Il est de ces personnes dont on ne saurait se passer tant ils sont nécessaires à la conservation de la mémoire locale. Régis Philippe est de ceux-là. Employé communal à Pont-à-Celles depuis 1981, c’est tout naturellement qu’on lui confie dans ses attributions "Les sports".

Avec le passage du Tour de France sur les terres pont-à-celloises, le passionné de cyclisme et de sport en général a organisé, tout comme il l’avait fait en 2015, une exposition dans le hall de la maison communale. À découvrir, des coupures de presse vantant les mérites des champions avant et après-guerre, des maillots d’équipe cyclistes ou encore l’évolution des vélos à travers l’histoire du Tour.
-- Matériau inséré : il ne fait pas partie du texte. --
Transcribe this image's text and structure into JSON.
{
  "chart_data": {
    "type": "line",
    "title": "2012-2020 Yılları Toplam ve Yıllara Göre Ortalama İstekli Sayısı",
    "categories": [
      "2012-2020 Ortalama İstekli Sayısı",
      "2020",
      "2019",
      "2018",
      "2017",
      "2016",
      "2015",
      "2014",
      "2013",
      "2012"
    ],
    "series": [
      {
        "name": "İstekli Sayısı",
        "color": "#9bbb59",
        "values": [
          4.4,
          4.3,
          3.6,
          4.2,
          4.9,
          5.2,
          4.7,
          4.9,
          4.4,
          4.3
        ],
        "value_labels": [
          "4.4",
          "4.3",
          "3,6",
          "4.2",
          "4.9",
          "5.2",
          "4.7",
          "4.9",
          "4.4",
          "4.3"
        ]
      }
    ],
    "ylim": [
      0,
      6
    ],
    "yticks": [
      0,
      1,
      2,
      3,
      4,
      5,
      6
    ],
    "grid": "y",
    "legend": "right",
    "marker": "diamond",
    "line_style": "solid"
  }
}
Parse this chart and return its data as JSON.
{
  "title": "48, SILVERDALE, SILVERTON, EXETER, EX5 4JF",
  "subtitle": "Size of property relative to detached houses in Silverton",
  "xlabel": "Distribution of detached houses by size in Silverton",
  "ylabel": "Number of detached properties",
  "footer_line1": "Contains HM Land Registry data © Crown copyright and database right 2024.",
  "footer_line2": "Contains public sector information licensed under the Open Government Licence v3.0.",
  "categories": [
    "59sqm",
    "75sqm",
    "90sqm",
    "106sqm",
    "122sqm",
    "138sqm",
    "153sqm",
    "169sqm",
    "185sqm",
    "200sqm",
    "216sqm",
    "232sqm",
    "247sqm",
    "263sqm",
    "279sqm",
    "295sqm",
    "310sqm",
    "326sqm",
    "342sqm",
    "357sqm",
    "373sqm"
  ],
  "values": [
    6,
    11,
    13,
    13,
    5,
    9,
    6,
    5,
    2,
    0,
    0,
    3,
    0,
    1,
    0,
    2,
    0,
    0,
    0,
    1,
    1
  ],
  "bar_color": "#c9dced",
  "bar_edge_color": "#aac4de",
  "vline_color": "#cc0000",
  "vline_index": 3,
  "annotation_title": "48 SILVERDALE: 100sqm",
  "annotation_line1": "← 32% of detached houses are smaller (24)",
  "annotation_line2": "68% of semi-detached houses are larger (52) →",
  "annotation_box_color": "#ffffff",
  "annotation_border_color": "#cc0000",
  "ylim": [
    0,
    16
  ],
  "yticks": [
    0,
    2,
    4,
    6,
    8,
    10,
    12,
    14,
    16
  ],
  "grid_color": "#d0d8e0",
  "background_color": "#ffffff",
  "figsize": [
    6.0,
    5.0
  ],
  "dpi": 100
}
Une large place est également consacrée aux coureurs cyclistes locaux tels Théodore Pirmez (il abandonna en 1938), Albert Perikel (21e au général et vainqueur par équipe en 1939) et en 1973 Émile Bodart (il abandonna lors de la 9e étape).

Quand on parle de vélo, il devient intarissable et maîtrise sur le bout des doigts les palmarès des différents champions wallons et tout particulièrement des Pont-à-Celles. Chaque anecdote qu’il raconte devient un vrai morceau d’histoire.

Passionnant et passionné, il commente avec émotion l’histoire d’Albert Perikel : "Lors d’une étape du Tour d’Allemagne (Francfort-Cologne) où l’on voit Albert Perikel déboucher dans le vélodrome de Cologne avec, dans sa roue, les Allemands Bautz et Gerber. Bautz remportera le sprint devant Gerber et Perikel. En 1940, Albert Perikel est fait prisonnier et c’est le nommé Bautz qui est le chef du camp. Albert bénéficiera d’un régime de faveur en étant affecté aux cuisines. Il était certain d’avoir à manger."

Actuellement, le cyclisme reste un des sports préféré de la région. Laurence Melys et Jean-Pierre Dubois, deux coachs nationaux de Pont-à-Celles viennent de réaliser l’ascension du mont Ventoux avec Jean-Michel Zecca.